Quanta rabbia verso Dio... quando non ti ascolta, quando ti senti abbandonato, quando sei davanti all’ingiustizia non punita da Dio! Scoppiano le domande graffianti, che affondano le unghie nella carne. Domande nelle quali gli accusatori di Dio ridono sarcastici. Allora un Giovanni Battista qualunque o uno dei suoi discepoli fa la domanda fondamentale: “Dobbiamo fidarci di te Gesù o dobbiamo aspettarne un altro?”.
Gesù dice a Giovanni il Battista: “Ci sono grandi miracoli: i ciechi recuperano la vista, gli storpi camminano, i lebbrosi sono guariti, i sordi riacquistano l’udito, i morti risuscitano”. Sembra l’immagine perfetta del Dio potentissimo che risolve tutti i problemi dell’esistenza umana: Gesù libera tutti; dal peccato dalla malattia, e persino dalla morte. Ma aggiunge alcune minute parole: “Beato chi non si scandalizza di me”.

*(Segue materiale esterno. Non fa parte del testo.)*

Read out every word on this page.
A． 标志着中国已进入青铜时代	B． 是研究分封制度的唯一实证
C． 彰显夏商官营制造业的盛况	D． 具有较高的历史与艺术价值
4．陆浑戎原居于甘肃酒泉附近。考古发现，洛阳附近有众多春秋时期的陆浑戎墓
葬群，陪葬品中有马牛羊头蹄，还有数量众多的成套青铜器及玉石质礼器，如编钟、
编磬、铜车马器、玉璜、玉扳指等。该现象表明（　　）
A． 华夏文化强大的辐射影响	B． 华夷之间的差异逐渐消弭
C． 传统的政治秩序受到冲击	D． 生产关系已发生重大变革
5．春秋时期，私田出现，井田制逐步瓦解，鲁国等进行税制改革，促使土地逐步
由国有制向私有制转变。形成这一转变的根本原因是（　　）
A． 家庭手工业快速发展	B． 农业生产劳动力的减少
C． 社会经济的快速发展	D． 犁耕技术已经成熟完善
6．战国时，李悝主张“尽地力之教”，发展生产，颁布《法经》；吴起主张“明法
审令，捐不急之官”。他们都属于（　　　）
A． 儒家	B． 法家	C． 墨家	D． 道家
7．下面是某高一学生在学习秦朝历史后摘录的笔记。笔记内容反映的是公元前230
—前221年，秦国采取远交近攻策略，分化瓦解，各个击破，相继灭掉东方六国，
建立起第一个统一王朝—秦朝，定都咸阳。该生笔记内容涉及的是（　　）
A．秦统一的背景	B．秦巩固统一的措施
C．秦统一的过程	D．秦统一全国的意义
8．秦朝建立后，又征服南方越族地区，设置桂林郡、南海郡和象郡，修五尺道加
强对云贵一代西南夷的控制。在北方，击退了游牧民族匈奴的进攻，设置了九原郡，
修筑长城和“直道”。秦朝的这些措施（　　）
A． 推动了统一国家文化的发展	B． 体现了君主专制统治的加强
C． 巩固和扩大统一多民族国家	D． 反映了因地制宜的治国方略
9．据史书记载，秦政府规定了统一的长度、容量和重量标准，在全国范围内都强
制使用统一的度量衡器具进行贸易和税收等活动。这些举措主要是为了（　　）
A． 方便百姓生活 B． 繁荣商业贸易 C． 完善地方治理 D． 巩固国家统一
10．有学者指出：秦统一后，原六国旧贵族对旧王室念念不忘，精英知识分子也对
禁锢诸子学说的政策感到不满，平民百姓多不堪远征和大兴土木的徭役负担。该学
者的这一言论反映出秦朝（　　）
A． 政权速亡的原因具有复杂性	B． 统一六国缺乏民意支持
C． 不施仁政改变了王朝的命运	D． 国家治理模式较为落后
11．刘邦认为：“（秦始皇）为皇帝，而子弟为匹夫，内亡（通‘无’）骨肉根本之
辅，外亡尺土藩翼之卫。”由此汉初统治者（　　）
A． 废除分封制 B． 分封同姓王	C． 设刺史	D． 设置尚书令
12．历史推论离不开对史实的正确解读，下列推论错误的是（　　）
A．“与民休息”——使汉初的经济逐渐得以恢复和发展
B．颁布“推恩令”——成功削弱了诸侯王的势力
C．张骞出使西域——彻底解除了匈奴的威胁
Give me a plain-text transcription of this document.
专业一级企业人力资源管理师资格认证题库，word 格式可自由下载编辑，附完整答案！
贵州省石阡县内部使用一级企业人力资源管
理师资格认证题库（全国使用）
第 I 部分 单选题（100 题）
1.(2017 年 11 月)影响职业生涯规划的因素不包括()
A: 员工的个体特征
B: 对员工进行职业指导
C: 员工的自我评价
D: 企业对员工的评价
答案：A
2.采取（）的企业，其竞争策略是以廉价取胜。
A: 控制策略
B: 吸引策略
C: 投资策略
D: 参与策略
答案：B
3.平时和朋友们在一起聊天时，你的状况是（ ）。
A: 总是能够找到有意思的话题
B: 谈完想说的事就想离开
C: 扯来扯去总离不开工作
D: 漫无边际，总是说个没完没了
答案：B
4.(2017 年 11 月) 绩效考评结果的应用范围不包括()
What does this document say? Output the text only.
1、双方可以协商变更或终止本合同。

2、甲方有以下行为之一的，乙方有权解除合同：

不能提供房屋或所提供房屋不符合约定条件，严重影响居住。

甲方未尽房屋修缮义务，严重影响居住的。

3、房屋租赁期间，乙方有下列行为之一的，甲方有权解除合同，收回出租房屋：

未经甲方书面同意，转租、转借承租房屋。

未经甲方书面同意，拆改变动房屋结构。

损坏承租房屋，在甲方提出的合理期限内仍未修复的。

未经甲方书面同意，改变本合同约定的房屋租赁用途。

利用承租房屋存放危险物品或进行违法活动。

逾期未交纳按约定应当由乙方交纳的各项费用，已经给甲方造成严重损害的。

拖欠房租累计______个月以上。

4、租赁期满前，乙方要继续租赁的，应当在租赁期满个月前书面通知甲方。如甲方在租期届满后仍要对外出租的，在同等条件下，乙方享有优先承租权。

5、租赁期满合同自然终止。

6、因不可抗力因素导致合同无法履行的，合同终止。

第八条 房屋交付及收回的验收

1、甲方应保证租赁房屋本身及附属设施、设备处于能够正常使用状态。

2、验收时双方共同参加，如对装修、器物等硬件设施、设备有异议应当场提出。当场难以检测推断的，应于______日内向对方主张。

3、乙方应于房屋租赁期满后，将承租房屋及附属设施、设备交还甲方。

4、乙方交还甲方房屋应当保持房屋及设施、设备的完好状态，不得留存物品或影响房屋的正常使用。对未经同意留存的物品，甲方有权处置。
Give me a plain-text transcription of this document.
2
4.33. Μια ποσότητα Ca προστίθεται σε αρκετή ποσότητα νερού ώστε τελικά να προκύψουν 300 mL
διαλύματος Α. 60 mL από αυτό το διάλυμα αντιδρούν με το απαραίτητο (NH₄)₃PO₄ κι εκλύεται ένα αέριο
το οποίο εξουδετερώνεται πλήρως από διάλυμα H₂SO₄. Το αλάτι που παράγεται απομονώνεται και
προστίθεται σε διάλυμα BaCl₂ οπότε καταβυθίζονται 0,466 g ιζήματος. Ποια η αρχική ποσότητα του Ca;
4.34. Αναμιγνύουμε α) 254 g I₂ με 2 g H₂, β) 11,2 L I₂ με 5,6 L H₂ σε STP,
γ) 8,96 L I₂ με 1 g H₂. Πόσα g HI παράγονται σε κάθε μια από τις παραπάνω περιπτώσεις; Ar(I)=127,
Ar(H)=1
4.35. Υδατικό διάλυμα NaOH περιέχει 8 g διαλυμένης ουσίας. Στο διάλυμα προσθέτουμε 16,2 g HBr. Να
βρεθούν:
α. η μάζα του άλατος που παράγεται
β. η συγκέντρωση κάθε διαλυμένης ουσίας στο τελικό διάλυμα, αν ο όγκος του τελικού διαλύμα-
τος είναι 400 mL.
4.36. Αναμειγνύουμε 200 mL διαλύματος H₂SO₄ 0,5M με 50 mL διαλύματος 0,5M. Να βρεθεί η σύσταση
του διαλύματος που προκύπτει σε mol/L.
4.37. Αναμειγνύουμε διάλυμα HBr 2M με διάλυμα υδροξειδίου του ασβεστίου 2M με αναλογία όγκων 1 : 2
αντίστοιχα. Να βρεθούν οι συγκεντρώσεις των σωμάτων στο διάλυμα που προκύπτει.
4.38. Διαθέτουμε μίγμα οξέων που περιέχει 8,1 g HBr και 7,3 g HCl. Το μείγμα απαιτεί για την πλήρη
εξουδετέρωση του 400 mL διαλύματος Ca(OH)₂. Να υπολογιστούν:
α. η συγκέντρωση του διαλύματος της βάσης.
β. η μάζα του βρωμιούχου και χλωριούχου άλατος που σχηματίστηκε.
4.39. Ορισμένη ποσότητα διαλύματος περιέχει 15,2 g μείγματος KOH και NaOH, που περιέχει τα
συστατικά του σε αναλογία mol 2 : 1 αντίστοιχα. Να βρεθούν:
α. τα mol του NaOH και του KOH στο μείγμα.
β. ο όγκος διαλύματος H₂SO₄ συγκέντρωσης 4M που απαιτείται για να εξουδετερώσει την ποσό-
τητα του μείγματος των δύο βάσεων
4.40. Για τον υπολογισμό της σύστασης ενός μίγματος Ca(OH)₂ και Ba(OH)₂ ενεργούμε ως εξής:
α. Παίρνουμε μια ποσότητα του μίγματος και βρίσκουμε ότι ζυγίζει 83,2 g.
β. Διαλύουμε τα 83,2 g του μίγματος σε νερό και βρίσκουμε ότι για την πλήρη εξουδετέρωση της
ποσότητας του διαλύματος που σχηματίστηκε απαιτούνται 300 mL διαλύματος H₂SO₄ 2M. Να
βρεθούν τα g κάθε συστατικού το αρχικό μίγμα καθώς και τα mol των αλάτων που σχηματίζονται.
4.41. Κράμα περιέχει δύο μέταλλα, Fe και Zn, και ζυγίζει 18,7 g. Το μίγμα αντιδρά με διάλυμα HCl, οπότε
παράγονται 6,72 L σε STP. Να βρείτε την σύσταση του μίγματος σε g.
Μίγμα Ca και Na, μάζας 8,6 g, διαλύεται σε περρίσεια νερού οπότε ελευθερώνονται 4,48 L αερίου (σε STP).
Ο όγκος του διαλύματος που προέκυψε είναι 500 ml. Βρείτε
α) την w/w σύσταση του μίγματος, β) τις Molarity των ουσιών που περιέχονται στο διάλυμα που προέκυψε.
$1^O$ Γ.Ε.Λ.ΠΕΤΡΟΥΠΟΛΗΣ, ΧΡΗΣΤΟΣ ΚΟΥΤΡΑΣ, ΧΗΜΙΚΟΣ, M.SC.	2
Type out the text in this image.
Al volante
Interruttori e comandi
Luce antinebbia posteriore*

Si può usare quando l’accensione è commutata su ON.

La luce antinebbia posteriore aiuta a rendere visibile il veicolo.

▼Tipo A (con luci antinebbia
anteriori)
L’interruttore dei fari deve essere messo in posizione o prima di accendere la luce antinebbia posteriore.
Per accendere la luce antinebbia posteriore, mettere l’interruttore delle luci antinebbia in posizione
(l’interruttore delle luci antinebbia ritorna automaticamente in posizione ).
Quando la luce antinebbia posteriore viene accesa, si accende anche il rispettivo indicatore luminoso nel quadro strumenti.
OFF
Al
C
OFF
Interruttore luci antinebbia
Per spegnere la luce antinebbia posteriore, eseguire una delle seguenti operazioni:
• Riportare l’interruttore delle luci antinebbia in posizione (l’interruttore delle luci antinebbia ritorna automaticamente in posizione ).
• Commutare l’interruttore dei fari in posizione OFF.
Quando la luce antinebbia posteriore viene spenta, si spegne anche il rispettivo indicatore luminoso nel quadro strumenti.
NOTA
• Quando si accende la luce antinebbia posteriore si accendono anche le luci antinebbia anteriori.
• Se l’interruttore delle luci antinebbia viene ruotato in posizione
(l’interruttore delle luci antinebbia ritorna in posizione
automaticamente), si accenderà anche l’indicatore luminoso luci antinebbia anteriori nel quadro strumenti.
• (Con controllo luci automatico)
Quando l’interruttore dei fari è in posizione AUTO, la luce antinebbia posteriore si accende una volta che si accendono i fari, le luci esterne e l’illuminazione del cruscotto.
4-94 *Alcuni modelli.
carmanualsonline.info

Perché il vero problema non è l’immagine del Dio potente. Questa è già dentro di noi: la vogliamo tutti e l’abbiamo tutti. Uno che ci risolve i problemi. Ma Lui non fa così, non è così. E noi lo accusiamo e gridiamo allo scandalo: come può Dio permettere questo? Sei con noi o contro di noi?
“Beato chi non si scandalizza di me”... Gesù si fa storpio, si fa cieco, si fa maledetto, si “fa morto” per dire agli uomini che in ogni situazione non sono mai soli.
Dobbiamo stare attenti, seriamente attenti a non scandalizzarci di Dio. Il nostro Dio ha scelto un altro modo per liberarci: quello che non ci aspetteremmo. Se ho il coraggio di non scandalizzarmi di Dio e non dare a Dio la colpa urlando al Cielo parole che sono bestemmie contro l’amore di Dio, allora io sarò uno dei miracolati: un cieco che recupera la vista, uno storpio che comincia a camminare, sarò uno guarito dalla mia lebbra, sarò estratto dalla tomba delle mie sicurezze posticce.
Prova a stare davanti al Presepe. Immagina di prendere in braccio quel bambino piccolo che si chiama Gesù e capire se hai il coraggio di cullarlo o di svegliarlo con un urlo. Se hai il coraggio di stringerlo al cuore o di scuoterlo per farlo reagire. Cosa scegli? E’ solo un bambino! Che bello se continuassimo a pensare Dio come un bambino debole. Se osassimo questo coraggio forse gli vorremmo più bene - Questo è il senso del Natale - Se osassimo questo coraggio potremmo scoprire che è Lui che sta cullando noi, che ci sta custodendo di un amore assolutamente unico come quello di un bambino. Non dare spazio alla parola del demonio, dello scandalo che ti dice: “Guarda Dio come ti ha conciato!” Io ti dico: “Guarda Dio come ti ha salvato”.